One will then wonder as to what if anything does the Government of Liberia spent the proceeds from its stolen diamond and other money on? The answer is all too easy to find. In a sea of poverty, Taylor and his praise singers amass personal fortunes, buy arms and ammunitions, helicopters and other military aircraft, hire mercenaries and other foreign trainers in the prosecution of their ill-conceived agenda of sub-regional destabilization and the archaic utopia of a continental revolution according to brother Gadaffi. For them, meeting the real needs of the people is surpassed by the raw quest for personal power. This is the status quo in Taylor's Liberia. How then can anyone honestly argue that the imposition of sanction, which seeks to rob Taylor of his ability to survive making wars will only, hurt the people of Liberia? Can anyone actually suffer from the withdrawal of something he did not derive benefit from in the first place? Perhaps Salim will answer in the affirmative. But I beg to differ; and the burden of proof is on him to make his case. Maybe the OAU Secretary-general should have taken a little time off in Monrovia to have his blood pressure checked at the J.F.K. Medical Center. There he would have come face-to-face with the supposed blessings that our people derive from the sale of Taylor's blood diamond and other resources.

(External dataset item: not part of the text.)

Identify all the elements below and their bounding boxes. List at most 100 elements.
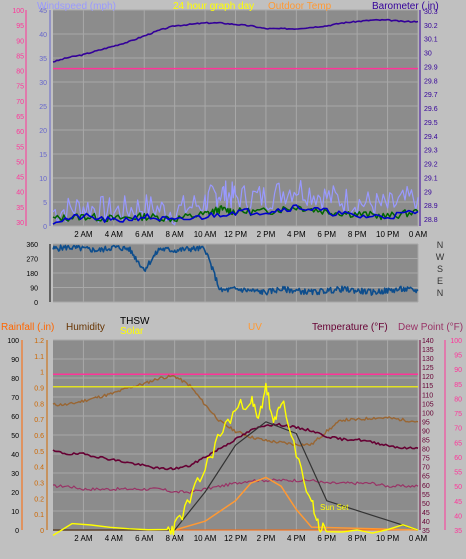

These lame and self-serving arguments against sanctions are as old as the concept of sanction itself. Wasn't it the OAU that championed the imposition of sanctions against the apartheid regime in South Africa? Wasn't it some elements in the West that argued then that sanctions could only hurt the African population? What a deception, Salim? We are today playing witness to a great reversal. What a difference time makes?

The question of listening to and trusting Taylor, I do not wish to belabor. The litany of broken promises, failed peace accords and unfulfilled hopes is self-evident enough to convince anyone that listening to Taylor's baloney and trusting him is not a worthwhile undertaking. When it comes to deception and lies, Taylor is a repeat offender. To think otherwise is to demonstrate that Dr. Salim is tuned in to a totally different frequency than the rest of the world, and is reading from a different and obviously distorted page of history. What the Salims of the world fail to see is the image of a bigger picture. Like it or not, the truth is, what you have in Liberia is not a government in the true sense of the word. What exists instead is the full manifestation of a gang and a criminal enterprise led by a dangerous and out of control egomaniac that must be stopped.

These are the realities of which the OAU Boss should have taken due note. But I am not the least surprise that Salim Salim has not been following these facts. Being a moribund citadel, the OAU has been remarkably AWOL throughout the Taylor carnage that has engulfed Liberia and Sierra Leone. It took Nigeria initially to try stamping the madness. Then Britain, from across the Mediterranean, moved into the void to provide conscientious leadership. How then can Dr. Salim try to lecture us on the danger of a problem he and his organization have avoided for years? This is vanity, and vanity stinks. The world will, therefore, be advised not to reverse itself from its chosen course. I agree with Tom Kamara that the real catastrophe will be for the world to lend one more ear to this messenger of a clinically dead organization. In this case, salvation for democracy and humanity is paramount and takes precedence over narrow geographic proximity.

Through it all, we take consolation in the fact that when reality finally settles in, Dr. Salim, the longest serving Secretary General of the Pan-African body, which has the history of aligning more with African leaders than with the masses of Africans, will have learned ruefully the tragic truth of how not to parlay with a well-known and self-ordained pariah. And whatever (if any) lesson he learns will not be pleasant.